Not any time soon. The market data company Newzoo estimates that esports’ global annual revenues are $1.4bn; the English Premier League alone turned over around $6.2bn last season. Established sports have built up dedicated followings over the decades, rooted in particular towns and cities; and they earn a vast amount from TV syndication, which is so far not true of esports.

On the other hand, demography is on esports’ side. The average age of a match-going Premier League fan is over 40, whereas more than 60% of esports fans are under 35. And while participation in traditional sports is falling in much of the world – certainly in the US, though not, for now, in the UK – video games are ubiquitous: according to recent Ofcom figures, 91% of 3- to 15-year-olds in the UK reported playing them.

Life as a pro-gamer

Esports players might not experience the physical demands that traditional athletes do – but the pressures they face are extreme even so, says Julia Llewellyn Smith in The Times.

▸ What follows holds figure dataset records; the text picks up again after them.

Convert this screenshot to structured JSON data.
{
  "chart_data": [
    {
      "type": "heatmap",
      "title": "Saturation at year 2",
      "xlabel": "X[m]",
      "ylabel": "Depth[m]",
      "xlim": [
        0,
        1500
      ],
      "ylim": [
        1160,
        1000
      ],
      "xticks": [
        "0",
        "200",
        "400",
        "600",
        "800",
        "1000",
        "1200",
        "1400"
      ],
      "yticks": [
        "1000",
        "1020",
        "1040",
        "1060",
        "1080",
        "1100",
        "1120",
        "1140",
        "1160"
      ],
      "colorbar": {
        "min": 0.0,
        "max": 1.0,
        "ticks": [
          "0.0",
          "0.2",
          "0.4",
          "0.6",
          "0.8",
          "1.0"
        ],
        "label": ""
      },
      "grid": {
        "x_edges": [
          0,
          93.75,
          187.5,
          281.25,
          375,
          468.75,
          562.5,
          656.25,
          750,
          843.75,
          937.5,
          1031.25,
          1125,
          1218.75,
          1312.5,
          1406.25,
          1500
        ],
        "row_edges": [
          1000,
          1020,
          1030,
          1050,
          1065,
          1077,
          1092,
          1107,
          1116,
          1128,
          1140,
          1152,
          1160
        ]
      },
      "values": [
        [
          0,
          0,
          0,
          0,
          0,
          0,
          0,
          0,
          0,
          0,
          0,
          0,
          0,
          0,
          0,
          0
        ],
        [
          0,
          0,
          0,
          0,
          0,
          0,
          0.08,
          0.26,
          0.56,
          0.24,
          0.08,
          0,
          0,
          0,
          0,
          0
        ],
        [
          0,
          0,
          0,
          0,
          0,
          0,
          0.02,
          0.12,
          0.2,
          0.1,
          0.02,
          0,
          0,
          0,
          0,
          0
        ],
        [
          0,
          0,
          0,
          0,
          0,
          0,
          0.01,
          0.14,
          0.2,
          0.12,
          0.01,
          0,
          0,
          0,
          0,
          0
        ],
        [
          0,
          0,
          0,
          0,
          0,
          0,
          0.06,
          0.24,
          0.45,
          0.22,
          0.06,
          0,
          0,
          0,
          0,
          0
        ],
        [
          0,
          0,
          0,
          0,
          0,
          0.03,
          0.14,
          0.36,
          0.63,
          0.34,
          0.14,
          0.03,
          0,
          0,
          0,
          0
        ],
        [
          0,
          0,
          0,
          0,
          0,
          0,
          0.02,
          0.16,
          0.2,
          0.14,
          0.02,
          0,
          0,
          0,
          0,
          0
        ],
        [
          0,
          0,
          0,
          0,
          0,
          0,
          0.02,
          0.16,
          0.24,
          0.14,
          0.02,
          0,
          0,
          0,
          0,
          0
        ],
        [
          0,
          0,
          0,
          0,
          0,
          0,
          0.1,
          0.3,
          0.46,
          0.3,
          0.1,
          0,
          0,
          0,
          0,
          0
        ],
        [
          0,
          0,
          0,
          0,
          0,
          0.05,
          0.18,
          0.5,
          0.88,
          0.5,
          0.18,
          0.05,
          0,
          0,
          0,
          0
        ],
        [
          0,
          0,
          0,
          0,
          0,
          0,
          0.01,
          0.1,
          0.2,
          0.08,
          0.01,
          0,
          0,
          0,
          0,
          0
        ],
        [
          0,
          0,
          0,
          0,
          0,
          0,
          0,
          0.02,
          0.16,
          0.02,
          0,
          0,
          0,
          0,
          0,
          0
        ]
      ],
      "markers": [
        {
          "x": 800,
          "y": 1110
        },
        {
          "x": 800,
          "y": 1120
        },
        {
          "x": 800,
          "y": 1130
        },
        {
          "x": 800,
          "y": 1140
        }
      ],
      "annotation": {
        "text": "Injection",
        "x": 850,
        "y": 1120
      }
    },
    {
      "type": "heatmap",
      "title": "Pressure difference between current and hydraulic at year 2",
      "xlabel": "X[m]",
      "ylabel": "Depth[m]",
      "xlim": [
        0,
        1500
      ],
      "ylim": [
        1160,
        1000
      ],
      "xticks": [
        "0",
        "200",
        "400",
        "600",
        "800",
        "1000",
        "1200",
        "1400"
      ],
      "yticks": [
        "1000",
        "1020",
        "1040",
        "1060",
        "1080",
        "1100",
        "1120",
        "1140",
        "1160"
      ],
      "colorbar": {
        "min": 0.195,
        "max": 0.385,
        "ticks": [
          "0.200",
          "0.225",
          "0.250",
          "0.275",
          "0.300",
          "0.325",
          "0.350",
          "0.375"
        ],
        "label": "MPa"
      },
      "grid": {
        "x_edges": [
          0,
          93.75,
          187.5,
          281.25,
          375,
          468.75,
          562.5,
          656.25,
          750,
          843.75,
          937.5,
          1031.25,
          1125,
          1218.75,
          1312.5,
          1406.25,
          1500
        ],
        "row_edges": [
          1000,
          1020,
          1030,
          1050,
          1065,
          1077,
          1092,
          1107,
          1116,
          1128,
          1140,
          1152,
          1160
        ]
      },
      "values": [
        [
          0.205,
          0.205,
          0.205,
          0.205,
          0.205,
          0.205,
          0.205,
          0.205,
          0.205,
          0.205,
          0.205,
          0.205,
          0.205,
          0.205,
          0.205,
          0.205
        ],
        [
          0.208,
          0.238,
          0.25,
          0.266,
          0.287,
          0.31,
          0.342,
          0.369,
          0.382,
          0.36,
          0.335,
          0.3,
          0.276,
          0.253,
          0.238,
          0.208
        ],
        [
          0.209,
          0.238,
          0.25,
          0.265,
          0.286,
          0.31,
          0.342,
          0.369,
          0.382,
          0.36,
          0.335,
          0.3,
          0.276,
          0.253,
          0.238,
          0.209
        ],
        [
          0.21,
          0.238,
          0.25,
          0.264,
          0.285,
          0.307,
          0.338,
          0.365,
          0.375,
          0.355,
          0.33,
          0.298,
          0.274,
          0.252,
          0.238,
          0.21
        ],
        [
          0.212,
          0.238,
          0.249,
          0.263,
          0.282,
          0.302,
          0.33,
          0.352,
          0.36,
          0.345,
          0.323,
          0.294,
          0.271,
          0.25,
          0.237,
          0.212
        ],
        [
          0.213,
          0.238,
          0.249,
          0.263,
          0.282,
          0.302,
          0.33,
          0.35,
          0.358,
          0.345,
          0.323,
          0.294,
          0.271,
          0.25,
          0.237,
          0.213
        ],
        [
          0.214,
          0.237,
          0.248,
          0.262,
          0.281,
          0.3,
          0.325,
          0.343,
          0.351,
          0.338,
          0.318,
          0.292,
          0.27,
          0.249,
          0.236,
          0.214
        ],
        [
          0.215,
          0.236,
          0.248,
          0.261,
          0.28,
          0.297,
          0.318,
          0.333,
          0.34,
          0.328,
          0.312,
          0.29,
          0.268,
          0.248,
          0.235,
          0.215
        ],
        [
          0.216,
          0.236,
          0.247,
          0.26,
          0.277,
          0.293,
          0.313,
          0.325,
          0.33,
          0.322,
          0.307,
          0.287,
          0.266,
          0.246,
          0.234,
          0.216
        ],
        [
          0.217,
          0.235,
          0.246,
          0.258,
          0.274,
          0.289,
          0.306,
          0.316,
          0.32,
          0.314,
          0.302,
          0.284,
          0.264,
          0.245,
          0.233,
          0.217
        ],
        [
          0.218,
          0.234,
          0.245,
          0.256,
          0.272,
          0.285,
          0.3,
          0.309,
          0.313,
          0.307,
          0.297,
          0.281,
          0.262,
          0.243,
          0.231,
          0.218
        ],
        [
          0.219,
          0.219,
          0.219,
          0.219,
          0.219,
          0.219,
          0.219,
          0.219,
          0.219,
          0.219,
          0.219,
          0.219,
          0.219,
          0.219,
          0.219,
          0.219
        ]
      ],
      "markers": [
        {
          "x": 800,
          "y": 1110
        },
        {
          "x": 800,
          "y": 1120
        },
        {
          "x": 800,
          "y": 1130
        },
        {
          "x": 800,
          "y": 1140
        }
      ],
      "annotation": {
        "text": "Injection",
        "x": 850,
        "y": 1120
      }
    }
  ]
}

They have intense training schedules, under supervision from an entourage of coaches. There are sports psychologists, nutritionists, scouts and cutting-edge training facilities. Players for Team Liquid, a major esports team with bases in the Netherlands, Brazil and the US, share flats and complete full 12-hour days in their “office” as they prepare to compete in packed auditoriums in front of thousands or millions of viewers online. Often they then practise more when they get home.

Professional players can start their careers exceptionally young. US-born Victor De Leon III, professionally known as Lil Poison, started playing Halo aged two, and signed his first contract at the age of six. But most also end them pretty early too: players report feeling burnt out by their gruelling schedules, which don’t leave much time for life away from screens; their reflexes also begin to slow. By their late 20s, many professional esports players retire – meaning their career spans can often be far shorter than even those of traditional athletes.